Normally rich mixtures suppress NOx. What does it mean when you see both?

NOx forms at high combustion temperatures. Rich mixtures typically reduce NOx because the excess fuel absorbs heat and lowers peak temperatures. So if you see high CO (rich) and high NOx, something unusual is happening.

Possible Explanations

1. Lean Bank in a misfiring cylinder

If one cylinder is running extremely lean (or misfiring), the other cylinders may be compensating by running even richer to keep overall lambda near 1.0. The lean cylinder can produce high local temperatures, generating NOx, while the overall gas reading shows rich due to the other cylinders. This often accompanies high HC (misfire).

2. Faulty ECT Sensor

An ECT reading colder than actual causes the ECU to add fuel (enrichment) but also advances timing to compensate for the perceived "cold engine." Advanced timing raises combustion temperatures, potentially producing NOx despite the rich mixture.

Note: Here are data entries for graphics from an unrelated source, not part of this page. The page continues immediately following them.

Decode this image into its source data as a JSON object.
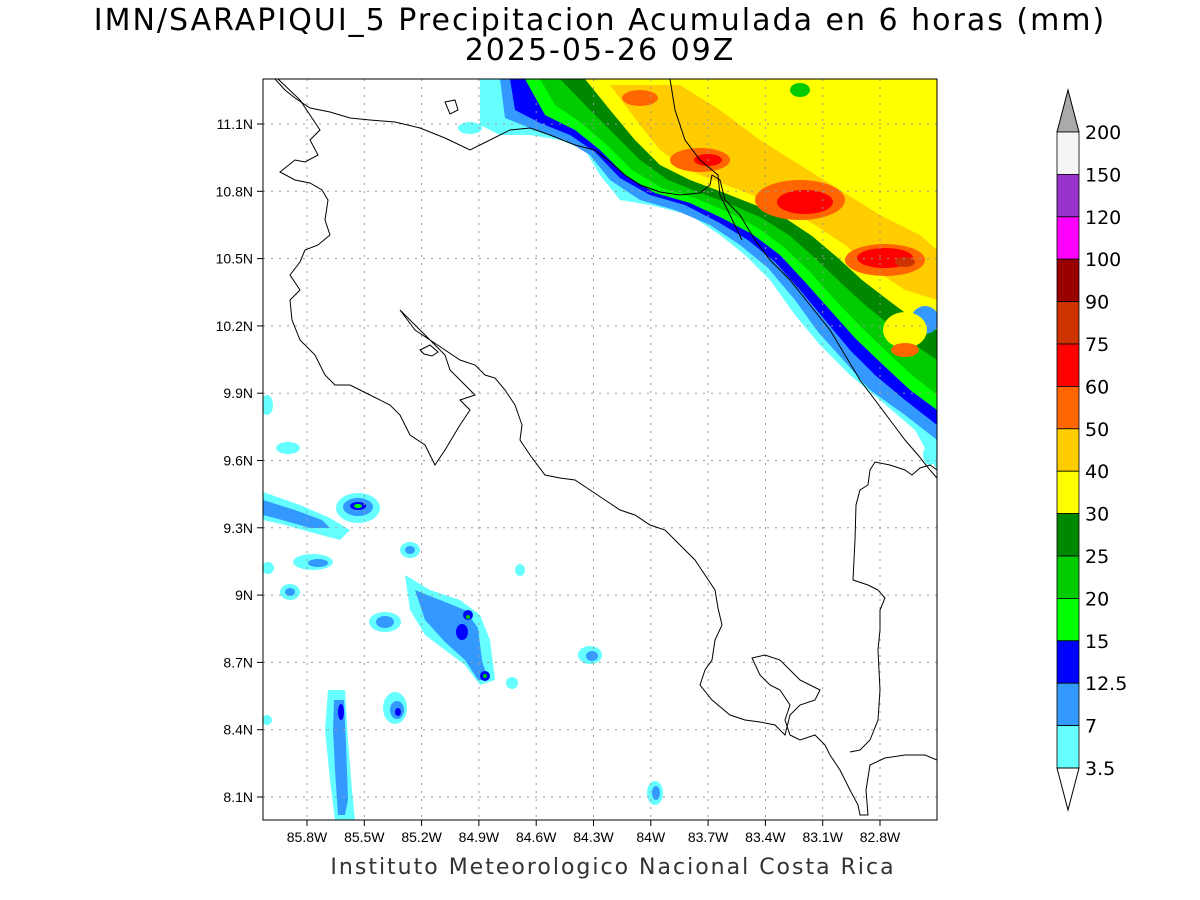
{
  "title": {
    "line1": "IMN/SARAPIQUI_5 Precipitacion Acumulada en 6 horas (mm)",
    "line2": "2025-05-26 09Z"
  },
  "credit": "Instituto Meteorologico Nacional Costa Rica",
  "axes": {
    "lat_labels": [
      "11.1N",
      "10.8N",
      "10.5N",
      "10.2N",
      "9.9N",
      "9.6N",
      "9.3N",
      "9N",
      "8.7N",
      "8.4N",
      "8.1N"
    ],
    "lon_labels": [
      "85.8W",
      "85.5W",
      "85.2W",
      "84.9W",
      "84.6W",
      "84.3W",
      "84W",
      "83.7W",
      "83.4W",
      "83.1W",
      "82.8W"
    ],
    "grid": true
  },
  "colorbar": {
    "labels": [
      "3.5",
      "7",
      "12.5",
      "15",
      "20",
      "25",
      "30",
      "40",
      "50",
      "60",
      "75",
      "90",
      "100",
      "120",
      "150",
      "200"
    ],
    "colors": [
      "#ffffff",
      "#66ffff",
      "#3399ff",
      "#0000ff",
      "#00ff00",
      "#00cc00",
      "#008800",
      "#ffff00",
      "#ffcc00",
      "#ff6600",
      "#ff0000",
      "#cc3300",
      "#990000",
      "#ff00ff",
      "#9933cc",
      "#f5f5f5",
      "#aaaaaa"
    ]
  },
  "chart_data": {
    "type": "heatmap",
    "title": "IMN/SARAPIQUI_5 Precipitacion Acumulada en 6 horas (mm)",
    "subtitle": "2025-05-26 09Z",
    "variable": "Precipitacion Acumulada en 6 horas (mm)",
    "lon_range": [
      -86.04,
      -83.02
    ],
    "lat_range": [
      8.0,
      11.3
    ],
    "levels": [
      3.5,
      7,
      12.5,
      15,
      20,
      25,
      30,
      40,
      50,
      60,
      75,
      90,
      100,
      120,
      150,
      200
    ],
    "features": [
      {
        "region": "northeast Caribbean band (10.2N-11.3N, 84.9W-83.0W)",
        "max_mm": 75
      },
      {
        "region": "southwest Pacific cells (8.0N-9.5N, 86.0W-84.0W)",
        "max_mm": 20
      }
    ]
  }
}
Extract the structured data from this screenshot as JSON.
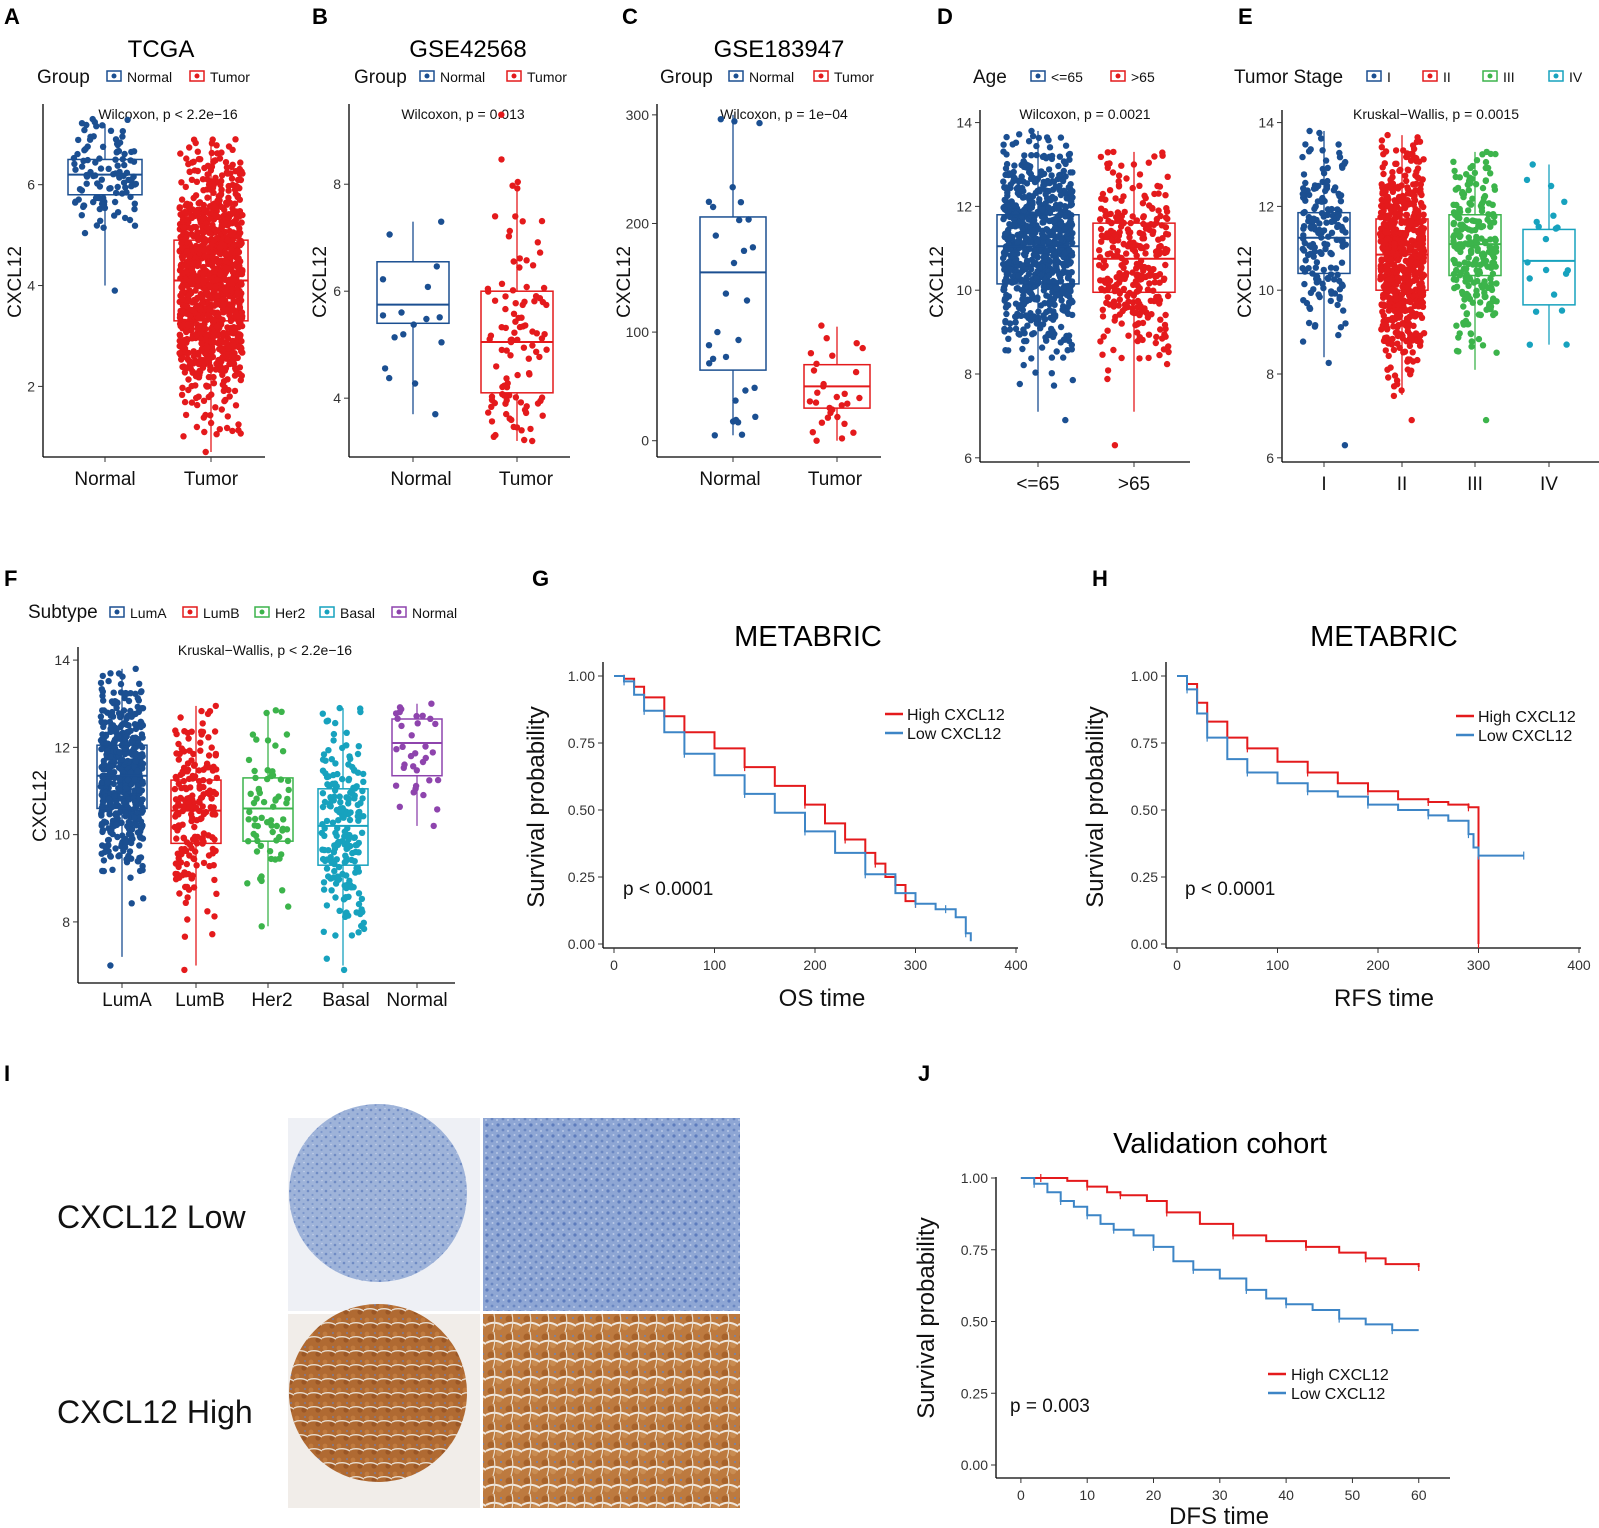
{
  "colors": {
    "normal": "#1b4f91",
    "tumor": "#e41a1c",
    "stageI": "#1b4f91",
    "stageII": "#e41a1c",
    "stageIII": "#3cb44b",
    "stageIV": "#17a2be",
    "basal": "#17a2be",
    "subNormal": "#8e44ad",
    "high": "#e41a1c",
    "low": "#3d85c6"
  },
  "panels": {
    "A": {
      "label": "A",
      "title": "TCGA",
      "legend_title": "Group",
      "legend": [
        "Normal",
        "Tumor"
      ],
      "stat": "Wilcoxon, p < 2.2e−16",
      "ylabel": "CXCL12"
    },
    "B": {
      "label": "B",
      "title": "GSE42568",
      "legend_title": "Group",
      "legend": [
        "Normal",
        "Tumor"
      ],
      "stat": "Wilcoxon, p = 0.013",
      "ylabel": "CXCL12"
    },
    "C": {
      "label": "C",
      "title": "GSE183947",
      "legend_title": "Group",
      "legend": [
        "Normal",
        "Tumor"
      ],
      "stat": "Wilcoxon, p = 1e−04",
      "ylabel": "CXCL12"
    },
    "D": {
      "label": "D",
      "legend_title": "Age",
      "legend": [
        "<=65",
        ">65"
      ],
      "stat": "Wilcoxon, p = 0.0021",
      "ylabel": "CXCL12"
    },
    "E": {
      "label": "E",
      "legend_title": "Tumor Stage",
      "legend": [
        "I",
        "II",
        "III",
        "IV"
      ],
      "stat": "Kruskal−Wallis, p = 0.0015",
      "ylabel": "CXCL12"
    },
    "F": {
      "label": "F",
      "legend_title": "Subtype",
      "legend": [
        "LumA",
        "LumB",
        "Her2",
        "Basal",
        "Normal"
      ],
      "stat": "Kruskal−Wallis, p < 2.2e−16",
      "ylabel": "CXCL12"
    },
    "G": {
      "label": "G",
      "title": "METABRIC",
      "legend": [
        "High CXCL12",
        "Low CXCL12"
      ],
      "pval": "p < 0.0001",
      "xlabel": "OS time",
      "ylabel": "Survival probability"
    },
    "H": {
      "label": "H",
      "title": "METABRIC",
      "legend": [
        "High CXCL12",
        "Low CXCL12"
      ],
      "pval": "p < 0.0001",
      "xlabel": "RFS time",
      "ylabel": "Survival probability"
    },
    "I": {
      "label": "I",
      "low_label": "CXCL12 Low",
      "high_label": "CXCL12 High"
    },
    "J": {
      "label": "J",
      "title": "Validation cohort",
      "legend": [
        "High CXCL12",
        "Low CXCL12"
      ],
      "pval": "p = 0.003",
      "xlabel": "DFS time",
      "ylabel": "Survival probability"
    }
  },
  "chart_data": [
    {
      "id": "A",
      "type": "box",
      "categories": [
        "Normal",
        "Tumor"
      ],
      "ylim": [
        0.6,
        7.6
      ],
      "yticks": [
        2,
        4,
        6
      ],
      "boxes": [
        {
          "q1": 5.8,
          "med": 6.2,
          "q3": 6.5,
          "lo": 4.0,
          "hi": 7.2,
          "pmin": 3.9,
          "pmax": 7.3,
          "n": 110
        },
        {
          "q1": 3.3,
          "med": 4.1,
          "q3": 4.9,
          "lo": 0.7,
          "hi": 6.8,
          "pmin": 0.7,
          "pmax": 6.9,
          "n": 1100
        }
      ]
    },
    {
      "id": "B",
      "type": "box",
      "categories": [
        "Normal",
        "Tumor"
      ],
      "ylim": [
        2.9,
        9.5
      ],
      "yticks": [
        4,
        6,
        8
      ],
      "boxes": [
        {
          "q1": 5.4,
          "med": 5.75,
          "q3": 6.55,
          "lo": 3.7,
          "hi": 7.3,
          "pmin": 3.7,
          "pmax": 7.3,
          "n": 17
        },
        {
          "q1": 4.1,
          "med": 5.05,
          "q3": 6.0,
          "lo": 3.2,
          "hi": 7.95,
          "pmin": 3.2,
          "pmax": 9.3,
          "n": 104
        }
      ]
    },
    {
      "id": "C",
      "type": "box",
      "categories": [
        "Normal",
        "Tumor"
      ],
      "ylim": [
        -15,
        310
      ],
      "yticks": [
        0,
        100,
        200,
        300
      ],
      "boxes": [
        {
          "q1": 65,
          "med": 155,
          "q3": 206,
          "lo": 5,
          "hi": 300,
          "pmin": 5,
          "pmax": 296,
          "n": 30
        },
        {
          "q1": 30,
          "med": 50,
          "q3": 70,
          "lo": 0,
          "hi": 105,
          "pmin": 0,
          "pmax": 106,
          "n": 30
        }
      ]
    },
    {
      "id": "D",
      "type": "box",
      "categories": [
        "<=65",
        ">65"
      ],
      "ylim": [
        5.9,
        14.3
      ],
      "yticks": [
        6,
        8,
        10,
        12,
        14
      ],
      "boxes": [
        {
          "q1": 10.15,
          "med": 11.05,
          "q3": 11.8,
          "lo": 7.1,
          "hi": 13.8,
          "pmin": 6.9,
          "pmax": 13.8,
          "n": 800
        },
        {
          "q1": 9.95,
          "med": 10.75,
          "q3": 11.6,
          "lo": 7.1,
          "hi": 13.3,
          "pmin": 6.3,
          "pmax": 13.3,
          "n": 300
        }
      ]
    },
    {
      "id": "E",
      "type": "box",
      "categories": [
        "I",
        "II",
        "III",
        "IV"
      ],
      "ylim": [
        5.9,
        14.3
      ],
      "yticks": [
        6,
        8,
        10,
        12,
        14
      ],
      "boxes": [
        {
          "q1": 10.4,
          "med": 11.25,
          "q3": 11.85,
          "lo": 8.4,
          "hi": 13.8,
          "pmin": 6.3,
          "pmax": 13.8,
          "n": 180
        },
        {
          "q1": 10.0,
          "med": 10.85,
          "q3": 11.7,
          "lo": 7.5,
          "hi": 13.7,
          "pmin": 6.9,
          "pmax": 13.7,
          "n": 620
        },
        {
          "q1": 10.35,
          "med": 11.1,
          "q3": 11.8,
          "lo": 8.1,
          "hi": 13.3,
          "pmin": 6.9,
          "pmax": 13.3,
          "n": 250
        },
        {
          "q1": 9.65,
          "med": 10.7,
          "q3": 11.45,
          "lo": 8.7,
          "hi": 13.0,
          "pmin": 8.7,
          "pmax": 13.0,
          "n": 20
        }
      ]
    },
    {
      "id": "F",
      "type": "box",
      "categories": [
        "LumA",
        "LumB",
        "Her2",
        "Basal",
        "Normal"
      ],
      "ylim": [
        6.6,
        14.3
      ],
      "yticks": [
        8,
        10,
        12,
        14
      ],
      "boxes": [
        {
          "q1": 10.6,
          "med": 11.35,
          "q3": 12.05,
          "lo": 7.2,
          "hi": 13.8,
          "pmin": 7.0,
          "pmax": 13.8,
          "n": 500
        },
        {
          "q1": 9.8,
          "med": 10.55,
          "q3": 11.25,
          "lo": 7.0,
          "hi": 12.95,
          "pmin": 6.9,
          "pmax": 12.95,
          "n": 200
        },
        {
          "q1": 9.85,
          "med": 10.6,
          "q3": 11.3,
          "lo": 7.9,
          "hi": 12.85,
          "pmin": 7.9,
          "pmax": 12.85,
          "n": 70
        },
        {
          "q1": 9.3,
          "med": 10.2,
          "q3": 11.05,
          "lo": 7.0,
          "hi": 12.9,
          "pmin": 6.9,
          "pmax": 12.9,
          "n": 200
        },
        {
          "q1": 11.35,
          "med": 12.1,
          "q3": 12.65,
          "lo": 10.2,
          "hi": 13.0,
          "pmin": 10.2,
          "pmax": 13.0,
          "n": 35
        }
      ]
    },
    {
      "id": "G",
      "type": "line",
      "xlim": [
        0,
        400
      ],
      "ylim": [
        0,
        1
      ],
      "xticks": [
        0,
        100,
        200,
        300,
        400
      ],
      "yticks": [
        0,
        0.25,
        0.5,
        0.75,
        1
      ],
      "series": [
        {
          "name": "High CXCL12",
          "x": [
            0,
            10,
            20,
            30,
            50,
            70,
            100,
            130,
            160,
            190,
            210,
            230,
            250,
            260,
            270,
            280,
            290,
            300
          ],
          "y": [
            1,
            0.99,
            0.96,
            0.92,
            0.85,
            0.79,
            0.73,
            0.66,
            0.59,
            0.52,
            0.45,
            0.39,
            0.34,
            0.3,
            0.25,
            0.22,
            0.16,
            0.15
          ]
        },
        {
          "name": "Low CXCL12",
          "x": [
            0,
            10,
            20,
            30,
            50,
            70,
            100,
            130,
            160,
            190,
            220,
            250,
            280,
            300,
            320,
            330,
            340,
            350,
            355
          ],
          "y": [
            1,
            0.98,
            0.93,
            0.87,
            0.79,
            0.71,
            0.63,
            0.56,
            0.49,
            0.42,
            0.34,
            0.26,
            0.19,
            0.15,
            0.13,
            0.13,
            0.1,
            0.04,
            0.01
          ]
        }
      ]
    },
    {
      "id": "H",
      "type": "line",
      "xlim": [
        0,
        400
      ],
      "ylim": [
        0,
        1
      ],
      "xticks": [
        0,
        100,
        200,
        300,
        400
      ],
      "yticks": [
        0,
        0.25,
        0.5,
        0.75,
        1
      ],
      "series": [
        {
          "name": "High CXCL12",
          "x": [
            0,
            10,
            20,
            30,
            50,
            70,
            100,
            130,
            160,
            190,
            220,
            250,
            270,
            290,
            298,
            300
          ],
          "y": [
            1,
            0.97,
            0.9,
            0.83,
            0.77,
            0.73,
            0.68,
            0.64,
            0.6,
            0.57,
            0.54,
            0.53,
            0.52,
            0.51,
            0.51,
            0.0
          ]
        },
        {
          "name": "Low CXCL12",
          "x": [
            0,
            10,
            20,
            30,
            50,
            70,
            100,
            130,
            160,
            190,
            220,
            250,
            270,
            290,
            295,
            300,
            320,
            345
          ],
          "y": [
            1,
            0.95,
            0.86,
            0.77,
            0.69,
            0.64,
            0.6,
            0.57,
            0.55,
            0.52,
            0.5,
            0.48,
            0.46,
            0.41,
            0.36,
            0.33,
            0.33,
            0.33
          ]
        }
      ]
    },
    {
      "id": "J",
      "type": "line",
      "xlim": [
        -3,
        62
      ],
      "ylim": [
        0,
        1
      ],
      "xticks": [
        0,
        10,
        20,
        30,
        40,
        50,
        60
      ],
      "yticks": [
        0,
        0.25,
        0.5,
        0.75,
        1
      ],
      "series": [
        {
          "name": "High CXCL12",
          "x": [
            0,
            3,
            7,
            10,
            13,
            15,
            19,
            22,
            27,
            32,
            37,
            43,
            48,
            52,
            55,
            60
          ],
          "y": [
            1,
            1,
            0.99,
            0.97,
            0.95,
            0.94,
            0.92,
            0.88,
            0.84,
            0.8,
            0.78,
            0.76,
            0.74,
            0.72,
            0.7,
            0.69
          ]
        },
        {
          "name": "Low CXCL12",
          "x": [
            0,
            2,
            4,
            6,
            8,
            10,
            12,
            14,
            17,
            20,
            23,
            26,
            30,
            34,
            37,
            40,
            44,
            48,
            52,
            56,
            60
          ],
          "y": [
            1,
            0.98,
            0.95,
            0.92,
            0.9,
            0.87,
            0.84,
            0.82,
            0.8,
            0.76,
            0.71,
            0.68,
            0.65,
            0.61,
            0.58,
            0.56,
            0.54,
            0.51,
            0.49,
            0.47,
            0.47
          ]
        }
      ]
    }
  ]
}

3. High Load with Rich WOT

Under wide-open throttle, some systems enrich slightly for power while cylinder pressures and temperatures are very high. This can produce measurable NOx even with CO present.

4. Advanced Timing With Rich Fault

If there's both a rich condition (fuel delivery issue) and ignition timing that's too advanced, the resulting high temperatures can generate NOx despite the rich overall mixture.

Diagnostic Steps

  1. Check for misfires (high HC, cylinder contribution data if available)
  2. Verify ECT sensor accuracy (compare to known-good scan tool or infrared thermometer)
  3. Look at timing advance PID if accessible
  4. Consider running at different loads to see if pattern changes

Conclusion

High NOx with rich readings is a red flag that something is counteracting the NOx-suppression effect of richness. Look for lean cylinders, timing issues, or sensor errors before concluding the mixture is simply "rich."